Likewise, we can do the same for classes:

class Foo<T> {  
  value: T;  
  constructor(value: T) {  
    this.value = value;  
  }  
}

let foo: Foo<string> = new Foo('foo');

For interfaces, we can write:

interface Foo<T> {  
  prop: T,  
}

class Item {  
  prop: string;  
}(Item.prototype: Foo<string>);

Default Type for Parameterized Generics

We can add default values to parameterized generics. For example, we can write:

type Item<T: string = 'foo'> = {  
  prop: T,  
};

let foo: Item<> = { prop: 'foo' };

If the type isn’t specified, then prop is assumed to have the 'foo' type.

That means that any other value for prop won’t work if we leave the type argument blank. So something like:

let foo: Item<> = { prop: 'bar' };

won’t be accepted.

Variance Sigils

We can use the + sign to allow for broader types than the assigned value’s type when the casting types of generics.

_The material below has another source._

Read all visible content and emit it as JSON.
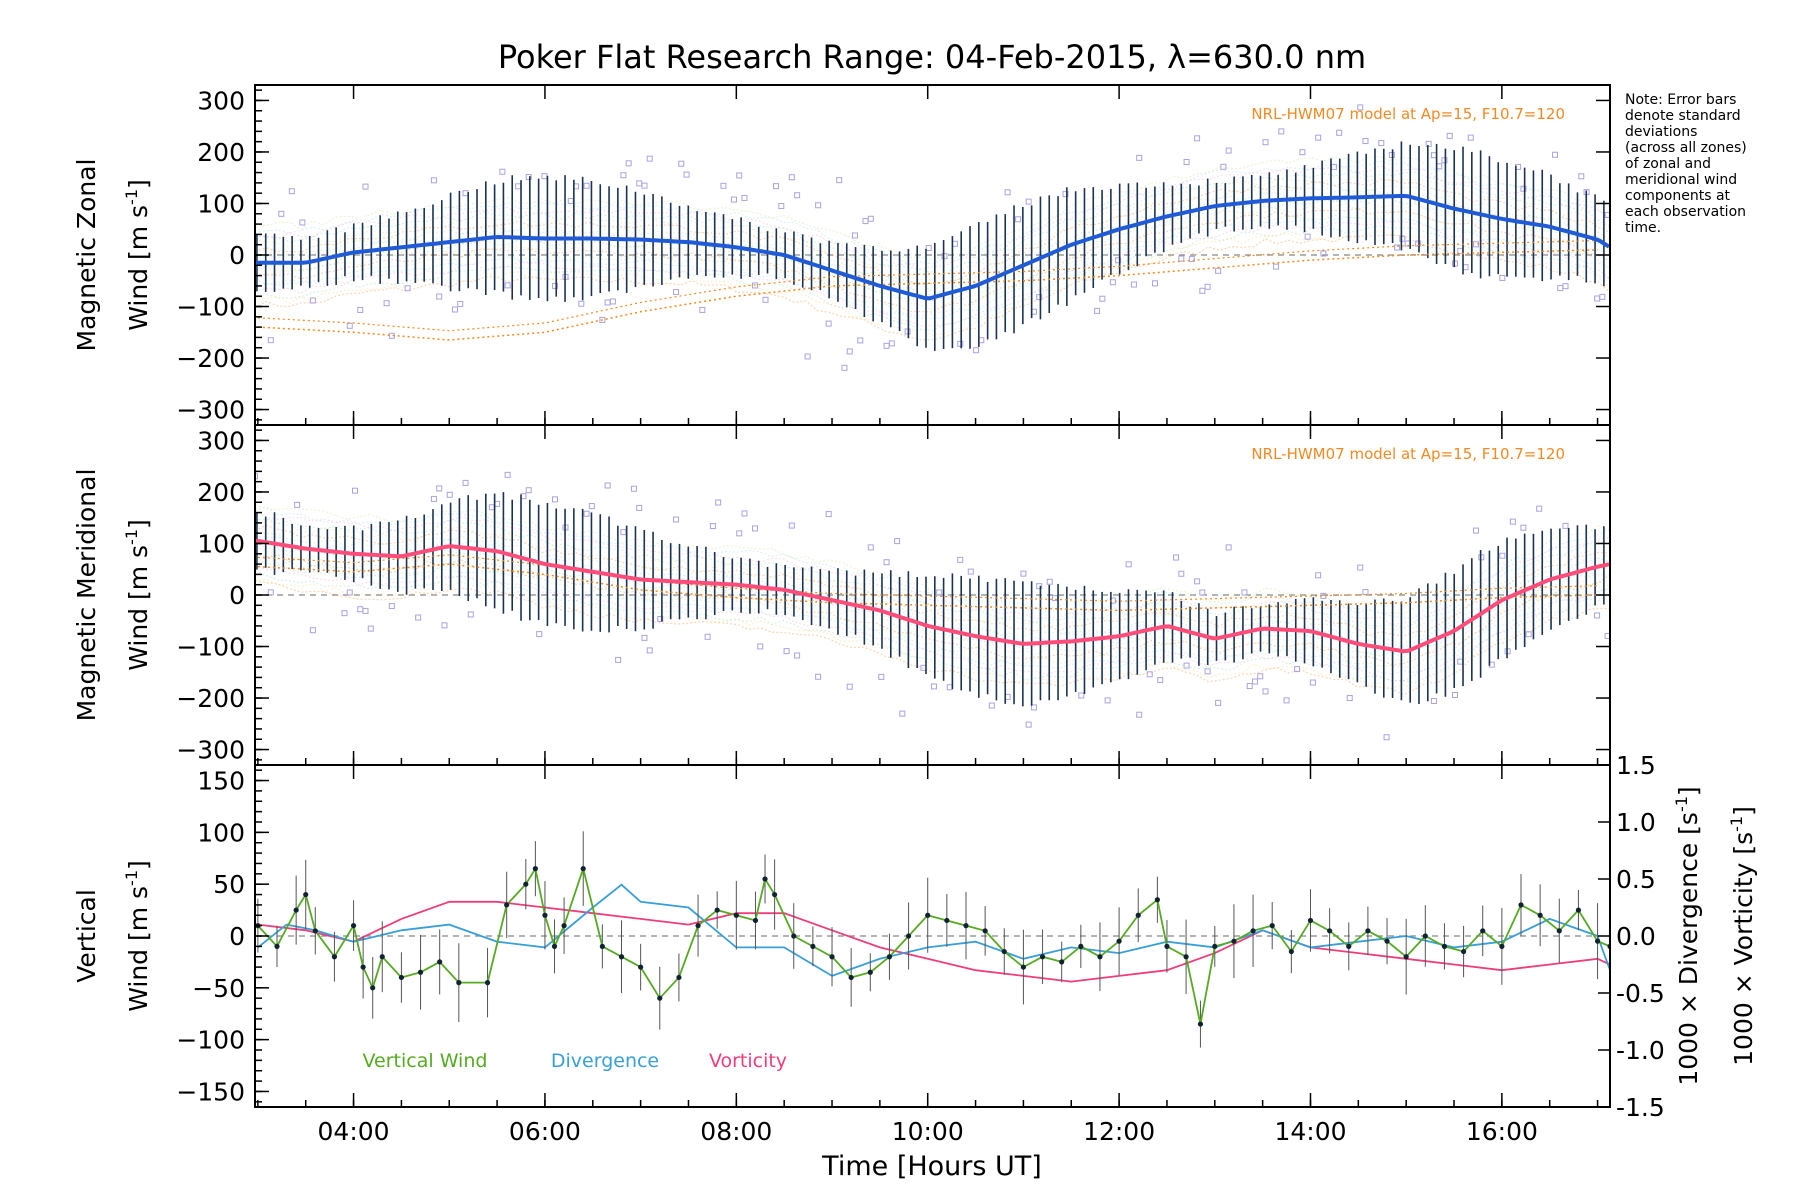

For example, we can write:

type Foo<+T> = T;let x: Foo<string> = 'foo';  
(x: Foo<number| string>);

As we can see, we can convert x from type Foo<string> to Foo<number| string> with the + sign on the generic Foo type.

With generics, we can abstract the type out of our code by replacing them with generic type markers. We can use them anywhere that has type annotations. Also, it works with any Flow constructs like interfaces, type alias, classes, variables, and parameters.